The Bryostatin-1 nanoparticles formulation 'ALZ-04,' which showed high potency in in vitro models compared to native Bryostatin-1, was investigated in our mouse model of AD cognition and spatial memory. We treated 6.5 to 8 month old mice from the BC3-Tg(APPswe, PSEN1 dE9) 85Dbo/J mouse strain. This strain incorporates the human 'Swedish' (swe) amyloid precursor protein and presenilin mutations that are associated with progressive human AD. Mice were treated with a nanoparticles-encapsulated Bryostatin-1 formulation (ALZ-04, 1, 2.5, and 5 µg/ mouse) by oral gavage 3 times the week prior to testing and then daily during 5 days of testing (4 trials per day). Bryostatin-1 nanoparticles-treated mice had shorter latencies and distances to find the escape platform across the acquisition phase than the vehicle-treated Tg mice. Following a two-week drug free period, the mice received a single day of retention testing. Bryostatin-1 nanoparticles- treated mice continued to have shorter latencies to find the escape platform than the vehicle-treated Tg mice indicating a stronger retention of the spatial memory. These data suggest that a nanoparticles-encapsulated formulation of Bryostatin-1 can be made orally bioavailable to treat cognitive decline associated with AD.

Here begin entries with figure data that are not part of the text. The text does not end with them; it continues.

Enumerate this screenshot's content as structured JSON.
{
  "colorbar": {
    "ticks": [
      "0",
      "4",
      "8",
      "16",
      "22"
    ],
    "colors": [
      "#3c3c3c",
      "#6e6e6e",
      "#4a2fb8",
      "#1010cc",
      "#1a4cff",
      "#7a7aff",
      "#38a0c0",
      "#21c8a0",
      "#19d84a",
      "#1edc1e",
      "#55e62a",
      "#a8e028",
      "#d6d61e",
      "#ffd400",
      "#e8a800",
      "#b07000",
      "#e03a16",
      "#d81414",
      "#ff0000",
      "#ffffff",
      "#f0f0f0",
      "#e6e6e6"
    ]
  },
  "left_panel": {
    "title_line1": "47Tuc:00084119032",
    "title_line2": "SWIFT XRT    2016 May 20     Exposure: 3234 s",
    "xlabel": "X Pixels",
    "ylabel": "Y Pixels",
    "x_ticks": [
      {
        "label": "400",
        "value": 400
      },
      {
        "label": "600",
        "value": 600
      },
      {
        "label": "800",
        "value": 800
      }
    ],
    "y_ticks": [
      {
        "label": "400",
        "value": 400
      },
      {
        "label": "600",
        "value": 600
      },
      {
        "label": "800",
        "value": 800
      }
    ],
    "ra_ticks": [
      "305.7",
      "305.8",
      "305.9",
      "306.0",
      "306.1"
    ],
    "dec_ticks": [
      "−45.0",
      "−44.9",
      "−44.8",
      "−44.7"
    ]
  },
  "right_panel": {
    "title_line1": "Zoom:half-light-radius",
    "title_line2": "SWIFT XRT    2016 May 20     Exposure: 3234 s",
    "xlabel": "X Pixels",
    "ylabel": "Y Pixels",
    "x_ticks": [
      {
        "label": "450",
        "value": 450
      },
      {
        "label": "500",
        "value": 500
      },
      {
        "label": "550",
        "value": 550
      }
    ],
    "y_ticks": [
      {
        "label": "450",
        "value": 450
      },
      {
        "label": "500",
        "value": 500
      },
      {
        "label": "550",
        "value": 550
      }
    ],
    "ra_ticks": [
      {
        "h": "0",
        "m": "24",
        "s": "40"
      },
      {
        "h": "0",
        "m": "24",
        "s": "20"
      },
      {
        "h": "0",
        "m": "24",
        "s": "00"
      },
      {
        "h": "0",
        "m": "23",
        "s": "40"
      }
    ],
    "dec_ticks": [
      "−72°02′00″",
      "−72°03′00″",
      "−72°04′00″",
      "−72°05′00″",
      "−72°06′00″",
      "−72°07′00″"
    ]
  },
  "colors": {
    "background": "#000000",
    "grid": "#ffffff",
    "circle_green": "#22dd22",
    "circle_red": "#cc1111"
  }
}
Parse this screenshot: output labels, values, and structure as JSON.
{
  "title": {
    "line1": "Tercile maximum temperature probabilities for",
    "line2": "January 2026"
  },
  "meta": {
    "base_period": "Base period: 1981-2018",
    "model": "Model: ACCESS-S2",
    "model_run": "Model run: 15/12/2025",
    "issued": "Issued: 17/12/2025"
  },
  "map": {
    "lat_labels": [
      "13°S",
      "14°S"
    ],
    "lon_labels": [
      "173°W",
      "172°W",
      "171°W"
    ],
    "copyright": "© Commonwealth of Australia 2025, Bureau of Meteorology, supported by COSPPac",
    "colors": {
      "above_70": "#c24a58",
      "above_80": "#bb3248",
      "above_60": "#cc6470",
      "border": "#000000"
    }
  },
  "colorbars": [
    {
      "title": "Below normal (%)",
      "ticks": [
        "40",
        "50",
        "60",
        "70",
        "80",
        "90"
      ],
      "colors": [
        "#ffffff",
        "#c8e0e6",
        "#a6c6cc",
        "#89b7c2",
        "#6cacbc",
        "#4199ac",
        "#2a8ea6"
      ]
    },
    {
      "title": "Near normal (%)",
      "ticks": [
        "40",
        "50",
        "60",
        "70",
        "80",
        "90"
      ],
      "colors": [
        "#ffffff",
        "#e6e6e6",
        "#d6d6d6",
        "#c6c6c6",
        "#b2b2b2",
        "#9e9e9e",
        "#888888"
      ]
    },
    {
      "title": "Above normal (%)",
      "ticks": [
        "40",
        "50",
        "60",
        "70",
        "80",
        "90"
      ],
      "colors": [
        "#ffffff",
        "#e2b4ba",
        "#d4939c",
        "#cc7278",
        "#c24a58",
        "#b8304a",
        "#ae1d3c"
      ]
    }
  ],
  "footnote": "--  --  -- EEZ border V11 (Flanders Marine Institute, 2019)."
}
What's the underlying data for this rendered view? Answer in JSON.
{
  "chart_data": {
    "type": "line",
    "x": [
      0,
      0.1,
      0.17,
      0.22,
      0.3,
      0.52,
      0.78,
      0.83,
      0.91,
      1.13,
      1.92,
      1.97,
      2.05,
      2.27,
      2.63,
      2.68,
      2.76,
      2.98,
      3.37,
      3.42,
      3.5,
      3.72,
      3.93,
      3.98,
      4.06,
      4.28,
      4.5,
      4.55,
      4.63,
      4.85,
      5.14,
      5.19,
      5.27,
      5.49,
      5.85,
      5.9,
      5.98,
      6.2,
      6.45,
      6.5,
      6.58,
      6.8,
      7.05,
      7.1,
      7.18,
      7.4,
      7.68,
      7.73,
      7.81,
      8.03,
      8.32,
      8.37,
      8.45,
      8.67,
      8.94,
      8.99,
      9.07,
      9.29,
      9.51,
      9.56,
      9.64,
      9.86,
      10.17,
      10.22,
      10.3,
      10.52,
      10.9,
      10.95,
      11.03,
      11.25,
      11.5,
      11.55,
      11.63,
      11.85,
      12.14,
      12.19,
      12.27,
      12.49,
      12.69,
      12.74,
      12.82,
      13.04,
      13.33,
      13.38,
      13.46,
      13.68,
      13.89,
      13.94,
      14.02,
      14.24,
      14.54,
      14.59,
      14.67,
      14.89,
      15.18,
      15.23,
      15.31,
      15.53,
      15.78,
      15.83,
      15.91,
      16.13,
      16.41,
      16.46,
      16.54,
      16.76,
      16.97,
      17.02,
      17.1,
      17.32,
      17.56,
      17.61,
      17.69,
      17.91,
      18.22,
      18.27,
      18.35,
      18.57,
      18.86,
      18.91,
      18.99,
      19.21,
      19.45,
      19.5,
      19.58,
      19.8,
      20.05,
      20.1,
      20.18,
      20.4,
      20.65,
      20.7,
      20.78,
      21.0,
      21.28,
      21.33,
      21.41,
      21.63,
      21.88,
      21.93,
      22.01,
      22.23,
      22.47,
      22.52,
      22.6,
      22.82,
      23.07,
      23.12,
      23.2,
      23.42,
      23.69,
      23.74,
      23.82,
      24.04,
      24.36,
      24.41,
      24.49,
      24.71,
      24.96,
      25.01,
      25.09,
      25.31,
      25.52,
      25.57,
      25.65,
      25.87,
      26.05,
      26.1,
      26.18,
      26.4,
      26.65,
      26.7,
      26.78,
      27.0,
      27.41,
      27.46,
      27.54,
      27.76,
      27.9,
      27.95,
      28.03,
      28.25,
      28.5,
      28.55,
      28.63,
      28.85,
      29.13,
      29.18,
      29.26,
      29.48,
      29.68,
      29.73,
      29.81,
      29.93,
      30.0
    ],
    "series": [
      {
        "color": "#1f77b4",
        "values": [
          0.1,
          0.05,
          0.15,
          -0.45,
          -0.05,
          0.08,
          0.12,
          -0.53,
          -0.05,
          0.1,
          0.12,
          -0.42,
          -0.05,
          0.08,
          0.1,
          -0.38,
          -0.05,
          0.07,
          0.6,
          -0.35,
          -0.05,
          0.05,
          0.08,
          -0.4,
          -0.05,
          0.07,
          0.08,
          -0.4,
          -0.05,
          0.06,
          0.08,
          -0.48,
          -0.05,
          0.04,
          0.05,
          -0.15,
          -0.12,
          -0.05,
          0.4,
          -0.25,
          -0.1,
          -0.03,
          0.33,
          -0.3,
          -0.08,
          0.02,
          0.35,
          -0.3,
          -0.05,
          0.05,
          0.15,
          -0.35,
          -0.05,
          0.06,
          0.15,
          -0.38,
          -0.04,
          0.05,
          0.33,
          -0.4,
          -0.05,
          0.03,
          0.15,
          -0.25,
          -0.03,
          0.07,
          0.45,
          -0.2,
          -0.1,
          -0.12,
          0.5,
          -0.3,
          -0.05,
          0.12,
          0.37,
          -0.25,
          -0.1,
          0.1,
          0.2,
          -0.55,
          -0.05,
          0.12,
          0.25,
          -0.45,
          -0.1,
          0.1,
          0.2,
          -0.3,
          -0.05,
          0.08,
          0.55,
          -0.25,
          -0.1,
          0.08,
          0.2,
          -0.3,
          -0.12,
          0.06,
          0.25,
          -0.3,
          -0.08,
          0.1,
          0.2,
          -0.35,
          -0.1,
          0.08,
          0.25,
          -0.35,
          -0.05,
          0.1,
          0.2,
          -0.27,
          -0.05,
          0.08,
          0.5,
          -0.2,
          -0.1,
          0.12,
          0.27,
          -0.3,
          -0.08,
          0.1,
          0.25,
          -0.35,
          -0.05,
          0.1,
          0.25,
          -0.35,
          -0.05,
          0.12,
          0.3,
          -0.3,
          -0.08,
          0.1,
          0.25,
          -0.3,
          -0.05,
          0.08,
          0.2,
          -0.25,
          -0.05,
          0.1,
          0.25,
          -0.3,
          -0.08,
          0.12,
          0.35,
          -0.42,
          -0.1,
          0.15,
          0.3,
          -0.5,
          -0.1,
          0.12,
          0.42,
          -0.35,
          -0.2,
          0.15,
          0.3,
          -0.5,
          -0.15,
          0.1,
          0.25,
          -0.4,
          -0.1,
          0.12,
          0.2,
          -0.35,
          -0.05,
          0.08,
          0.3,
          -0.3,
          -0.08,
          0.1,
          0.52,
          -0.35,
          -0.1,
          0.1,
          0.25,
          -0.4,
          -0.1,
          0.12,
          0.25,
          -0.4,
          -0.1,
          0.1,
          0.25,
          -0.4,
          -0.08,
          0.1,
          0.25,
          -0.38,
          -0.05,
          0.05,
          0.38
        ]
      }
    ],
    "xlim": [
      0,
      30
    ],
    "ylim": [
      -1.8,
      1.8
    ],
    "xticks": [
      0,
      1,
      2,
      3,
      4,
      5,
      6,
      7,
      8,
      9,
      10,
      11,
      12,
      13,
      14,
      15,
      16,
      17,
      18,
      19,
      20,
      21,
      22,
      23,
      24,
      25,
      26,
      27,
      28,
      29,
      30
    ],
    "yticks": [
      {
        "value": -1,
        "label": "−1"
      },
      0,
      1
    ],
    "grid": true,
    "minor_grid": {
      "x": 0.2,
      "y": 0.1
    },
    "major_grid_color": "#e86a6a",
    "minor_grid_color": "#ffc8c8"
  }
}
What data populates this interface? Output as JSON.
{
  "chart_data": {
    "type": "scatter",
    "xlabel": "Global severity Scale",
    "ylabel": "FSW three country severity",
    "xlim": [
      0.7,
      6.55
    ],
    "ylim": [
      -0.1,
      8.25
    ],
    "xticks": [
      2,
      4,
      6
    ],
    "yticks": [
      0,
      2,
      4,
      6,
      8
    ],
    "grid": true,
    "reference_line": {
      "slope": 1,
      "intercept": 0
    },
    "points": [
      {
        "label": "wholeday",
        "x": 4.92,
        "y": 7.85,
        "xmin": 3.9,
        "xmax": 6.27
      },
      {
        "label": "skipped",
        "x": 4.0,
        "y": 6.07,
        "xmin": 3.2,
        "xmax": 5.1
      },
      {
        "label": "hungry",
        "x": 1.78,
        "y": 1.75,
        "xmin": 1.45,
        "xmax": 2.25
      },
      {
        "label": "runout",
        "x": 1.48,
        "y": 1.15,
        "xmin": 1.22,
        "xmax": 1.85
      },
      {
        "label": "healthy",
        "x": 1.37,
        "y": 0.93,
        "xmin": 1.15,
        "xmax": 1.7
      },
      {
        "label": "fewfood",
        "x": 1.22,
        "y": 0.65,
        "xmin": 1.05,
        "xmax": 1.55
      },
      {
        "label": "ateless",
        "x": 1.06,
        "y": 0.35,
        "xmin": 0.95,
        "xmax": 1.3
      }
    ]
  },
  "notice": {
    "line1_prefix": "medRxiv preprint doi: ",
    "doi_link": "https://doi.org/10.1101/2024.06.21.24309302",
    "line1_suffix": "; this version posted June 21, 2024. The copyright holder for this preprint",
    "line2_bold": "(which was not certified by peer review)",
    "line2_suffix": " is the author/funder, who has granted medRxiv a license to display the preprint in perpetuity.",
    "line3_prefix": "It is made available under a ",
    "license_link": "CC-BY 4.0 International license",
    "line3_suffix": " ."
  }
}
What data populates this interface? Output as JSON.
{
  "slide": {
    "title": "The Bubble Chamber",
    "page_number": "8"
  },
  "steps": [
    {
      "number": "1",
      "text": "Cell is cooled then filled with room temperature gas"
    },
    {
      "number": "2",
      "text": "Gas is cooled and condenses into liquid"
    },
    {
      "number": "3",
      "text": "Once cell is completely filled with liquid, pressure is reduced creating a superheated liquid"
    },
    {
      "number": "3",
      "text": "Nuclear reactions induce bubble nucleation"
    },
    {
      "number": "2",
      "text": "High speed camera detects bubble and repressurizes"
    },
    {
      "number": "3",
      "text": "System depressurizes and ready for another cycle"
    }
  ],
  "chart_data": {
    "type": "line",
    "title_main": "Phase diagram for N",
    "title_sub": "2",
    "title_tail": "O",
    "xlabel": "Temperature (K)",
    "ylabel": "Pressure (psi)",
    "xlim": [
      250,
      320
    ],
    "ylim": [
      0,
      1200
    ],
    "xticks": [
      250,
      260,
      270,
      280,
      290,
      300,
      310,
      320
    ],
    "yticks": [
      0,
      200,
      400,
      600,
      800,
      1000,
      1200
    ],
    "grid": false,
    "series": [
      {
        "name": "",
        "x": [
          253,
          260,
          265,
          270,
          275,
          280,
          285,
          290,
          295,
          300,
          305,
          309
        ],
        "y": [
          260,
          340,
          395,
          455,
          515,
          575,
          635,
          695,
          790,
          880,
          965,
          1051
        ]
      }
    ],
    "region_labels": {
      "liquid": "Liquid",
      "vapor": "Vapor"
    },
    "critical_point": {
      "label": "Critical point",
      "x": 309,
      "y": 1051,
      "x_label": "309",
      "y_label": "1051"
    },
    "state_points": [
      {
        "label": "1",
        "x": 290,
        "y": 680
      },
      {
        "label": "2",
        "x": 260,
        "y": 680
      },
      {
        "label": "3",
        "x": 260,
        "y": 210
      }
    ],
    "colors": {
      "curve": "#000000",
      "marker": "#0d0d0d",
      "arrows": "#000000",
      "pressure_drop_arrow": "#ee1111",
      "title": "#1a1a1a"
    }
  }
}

Aphios® Corporation is a clinical stage biotechnology company developing green, enabling technology platforms for improved drug discovery and manufacturing, nanotechnology drug delivery and pathogenic drug safety. Based on these platforms, Aphios is developing enhanced therapeutic products for health maintenance, disease prevention and the treatment of certain cancers, infectious diseases and central nervous system disorders, such as Alzheimer's Disease. To learn more about Aphios, visit us at www.aphios.com.

LSUHSC is actively involved in several studies on neurovascular degeneration including Multiple Sclerosis and Parkinson's disease, as well as AD. LSUHSC campus family includes Schools of Medicine, Allied Health Professions and Graduate Studies, and three acute care hospitals. LSUHSC is home to the Feist-Weiller Cancer Center and a Center of Excellence in Arthritis and Rheumatology, an accredited Children's Hospital, a regional Burn Center and a Level One Trauma Center serving communities across Northwest Louisiana, East Texas and Southwest Arkansas.

The project described is supported by Grant Number R44AG034760 from the National Institute on Aging. The content is solely the responsibility of the authors and does not necessarily represent the official views of the National Institute on Aging or the National Institutes of Health.